One would have to see further evidence before making any assumptions about local opposition being related to religious concerns, but it should be recognised that the Leicester-based pressure group, British Hindu Voice — which is led by local leading Conservative Party activist Vinod Popat – is definitely trying to make political capital out of this controversy. This is evidenced by their online campaign to oppose the development of the Muslim nursery/education centre. And although British Hindu Voice certainly does not maintain friendly relations with the Muslim community they understand that religious concerns are never taken into consideration during a planning application; hence British Hindu Voice made it clear on their web page that “Faith should not be invoked” in any objection lodged with the Council.

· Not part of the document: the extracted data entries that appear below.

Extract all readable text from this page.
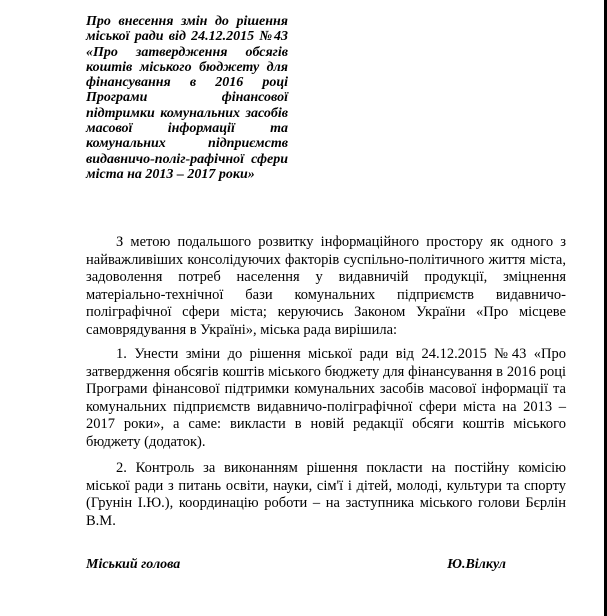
Про внесення змін до рішення міської ради від 24.12.2015 №43 «Про затвердження обсягів коштів міського бюджету для фінансування в 2016 році Програми фінансової підтримки комунальних засобів масової інформації та комунальних підприємств видавничо-поліг-рафічної сфери міста на 2013 – 2017 роки»

З метою подальшого розвитку інформаційного простору як одного з найважливіших консолідуючих факторів суспільно-політичного життя міста, задоволення потреб населення у видавничій продукції, зміцнення матеріально-технічної бази комунальних підприємств видавничо-поліграфічної сфери міста; керуючись Законом України «Про місцеве самоврядування в Україні», міська рада вирішила:

1. Унести зміни до рішення міської ради від 24.12.2015 №43 «Про затвердження обсягів коштів міського бюджету для фінансування в 2016 році Програми фінансової підтримки комунальних засобів масової інформації та комунальних підприємств видавничо-поліграфічної сфери міста на 2013 – 2017 роки», а саме: викласти в новій редакції обсяги коштів міського бюджету (додаток).

2. Контроль за виконанням рішення покласти на постійну комісію міської ради з питань освіти, науки, сім'ї і дітей, молоді, культури та спорту (Грунін І.Ю.), координацію роботи – на заступника міського голови Бєрлін В.М.

Міський голова	Ю.Вілкул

Given the involvement of a conservative pressure group in this case it is noteworthy that British Hindu Voice recognises that local residents do have very real concerns over the lack of affordable housing in their ward (something that the Tories care not a jot about). Thus, we have a conservative group advising residents to object to a planning proposal on the basis that “the only need identified in the local plans would be is to support [sic] construction of more sustainable and affordable terrace houses built, for the local people with low incomes etc.” Other online suggestions provided by British Hindu Voice also correctly, if opportunistically, suggest: “This area requires more affordable housing as there is sheer lack of this type of accommodation in comparison to the other areas of Leicester.”

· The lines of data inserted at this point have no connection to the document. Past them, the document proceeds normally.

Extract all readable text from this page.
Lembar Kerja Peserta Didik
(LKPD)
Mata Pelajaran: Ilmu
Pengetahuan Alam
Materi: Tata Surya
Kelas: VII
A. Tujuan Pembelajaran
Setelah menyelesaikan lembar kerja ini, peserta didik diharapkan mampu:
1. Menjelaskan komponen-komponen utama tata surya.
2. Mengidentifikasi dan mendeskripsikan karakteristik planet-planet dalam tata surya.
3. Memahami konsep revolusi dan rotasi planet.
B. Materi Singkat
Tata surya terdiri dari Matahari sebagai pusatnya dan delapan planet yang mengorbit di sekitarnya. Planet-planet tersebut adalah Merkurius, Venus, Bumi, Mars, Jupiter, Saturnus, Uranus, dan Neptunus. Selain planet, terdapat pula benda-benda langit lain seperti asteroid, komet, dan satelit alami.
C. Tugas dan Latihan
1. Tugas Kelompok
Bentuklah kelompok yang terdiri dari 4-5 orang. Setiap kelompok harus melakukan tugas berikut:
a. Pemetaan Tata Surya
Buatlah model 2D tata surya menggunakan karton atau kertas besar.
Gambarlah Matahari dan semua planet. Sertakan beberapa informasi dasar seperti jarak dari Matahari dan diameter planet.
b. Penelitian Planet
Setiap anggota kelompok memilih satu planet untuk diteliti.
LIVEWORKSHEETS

What Leicester therefore needs more than ever is a strong socialist voice demanding the construction of good quality Council houses across our city. “Affordable” homes are not the same as Council housing as in reality they are usually totally unaffordable to most people. This is why many socialist trade unionists in the housing sector argue:
“There’s a housing policy battle going on inside the Labour Party. Jeremy Corbyn has made a clear commitment to council housing, but others are continuing the doublespeak of the Blair/Brown years. Vague noises about ‘affordable’ housing lack credibility. They also conceal an ideology that’s essentially pro-business.”
What should be obvious is that “The Labour Party should be bold on housing. Tinkering around the edges of the problem won’t work, nor will continuing to expect the private sector to solve the crisis it caused.”
The only question that remains is whether Labour MPs and councillors will be bold enough to intervene in local politics in order to unite all communities against Tory-driven poverty. What is needed now more than ever are accountable political representatives who can help us bring about a socialist transformation of society that benefits the millions not just the millionaires!